Re: [PATCH 1/2] zram: fix crashes due to use of cpu hotplug multistate

From: Greg KH
Date: Thu Apr 08 2021 - 02:16:19 EST


On Thu, Apr 08, 2021 at 03:37:53AM +0200, Thomas Gleixner wrote:
> Greg,
>
> On Fri, Apr 02 2021 at 09:54, Greg KH wrote:
> > On Thu, Apr 01, 2021 at 11:59:25PM +0000, Luis Chamberlain wrote:
> >> As for the syfs deadlock possible with drivers, this fixes it in a generic way:
> >>
> >> commit fac43d8025727a74f80a183cc5eb74ed902a5d14
> >> Author: Luis Chamberlain <mcgrof@xxxxxxxxxx>
> >> Date: Sat Mar 27 14:58:15 2021 +0000
> >>
> >> sysfs: add optional module_owner to attribute
> >>
> >> This is needed as otherwise the owner of the attribute
> >> or group read/store might have a shared lock used on driver removal,
> >> and deadlock if we race with driver removal.
> >>
> >> Signed-off-by: Luis Chamberlain <mcgrof@xxxxxxxxxx>
> >
> > No, please no. Module removal is a "best effort", if the system dies
> > when it happens, that's on you. I am not willing to expend extra energy
> > and maintance of core things like sysfs for stuff like this that does
> > not matter in any system other than a developer's box.
> >
> > Lock data, not code please. Trying to tie data structure's lifespans
> > to the lifespan of code is a tangled mess, and one that I do not want to
> > add to in any form.
> >
> > sorry,
>
> Sorry, but you are fundamentaly off track here. This has absolutely
> nothing to do with module removal.
>
> The point is that module removal is the reverse operation of module
> insertion. So far so good.
>
> But module insertion can fail. So if you have nested functionalities
> which hang off or are enabled by moduled insertion then any fail in that
> sequence has to be able to roll back and clean up properly no matter
> what.
>
> Which it turn makes modules removal a reverse operation of module
> insertion.
>
> If you think otherwise, then please provide a proper plan how nested
> operations like sysfs - not to talk about more complex things like multi
> instance discovery which can happen inside a module insertion sequence
> can be properly rolled back.
>
> Just declaring that rmmod is evil does not cut it. rmmod is the least of
> the problems. If that fails, then a lot of rollback, failure handling
> mechanisms are missing in the setup path already.
>
> Anything which cannot cleanly rollback no matter whether the fail or
> rollback request happens at insertion time or later is broken by design.
>
> So either you declare module removal as disfunctional or you stop making
> up semantically ill defined and therefore useless claims about it.
>
> Your argument in:
>
> https://lore.kernel.org/linux-block/YGbNpLKXfWpy0ZZa@xxxxxxxxx/
>
> "Lock data, not code please. Trying to tie data structure's lifespans
> to the lifespan of code is a tangled mess, and one that I do not want to
> add to in any form"
>
> is just useless blurb because the fundamental purpose of discovery code
> is to create the data structures which are tied to the code which is
> associated to it.
>
> Please stop this 'module removal' is not supported nonsense unless you
> can prove a complete indepenence of module init/discovery code to
> subsequent discovered entities depending on it.

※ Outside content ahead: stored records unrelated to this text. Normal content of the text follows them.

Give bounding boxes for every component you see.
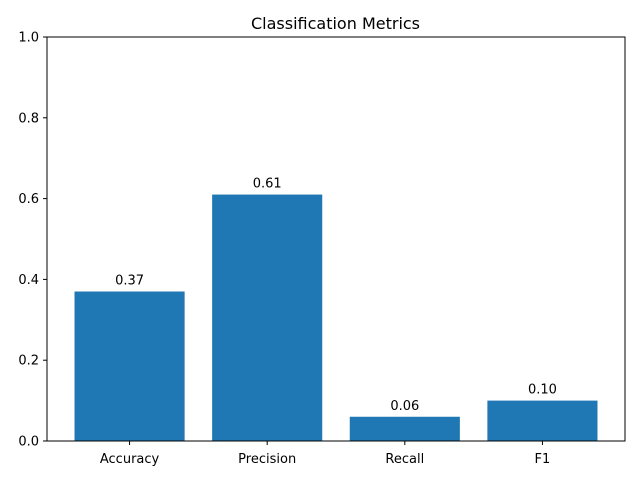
x-tick-label-recall: Recall (385, 452, 424, 467)
y-tick-label: 0.4 (18, 273, 39, 288)
data-label-precision: 0.61 (253, 177, 282, 192)
y-tick-label: 0.6 (18, 192, 39, 207)
bar-accuracy (74, 291, 185, 441)
plot-frame (46, 36, 626, 442)
y-tick-label: 1.0 (18, 31, 39, 46)
data-label-recall: 0.06 (390, 399, 419, 414)
bar-recall (349, 416, 460, 441)
data-label-f1: 0.10 (528, 383, 557, 398)
x-tick-label-accuracy: Accuracy (100, 452, 160, 467)
x-tick-label-f1: F1 (535, 452, 551, 467)
y-tick-label: 0.8 (18, 111, 39, 126)
chart-title: Classification Metrics (251, 14, 420, 33)
y-tick-label: 0.0 (18, 435, 39, 450)
data-label-accuracy: 0.37 (115, 274, 144, 289)
bars-layer: 0.37 0.61 0.06 0.10 (74, 177, 598, 441)
bar-f1 (487, 400, 598, 441)
x-tick-label-precision: Precision (238, 452, 296, 467)
bar-precision (212, 194, 323, 441)
axes-layer: Accuracy Precision Recall F1 0.0 0.2 0.4 0.6 0.8… (18, 31, 626, 467)
y-tick-label: 0.2 (18, 354, 39, 369)
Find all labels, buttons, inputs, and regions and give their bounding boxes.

Ok, but to be fair, trying to add the crazy hacks that were being
proposed to sysfs for something that is obviously not a code path that
can be taken by a normal user or operation is just not going to fly.

Removing a module from a system has always been "let's try it and see!"
type of operation for a very long time. While we try our best, doing
horrible hacks for this rare type of thing are generally not considered
a good idea which is why I said that.

thanks,

greg k-h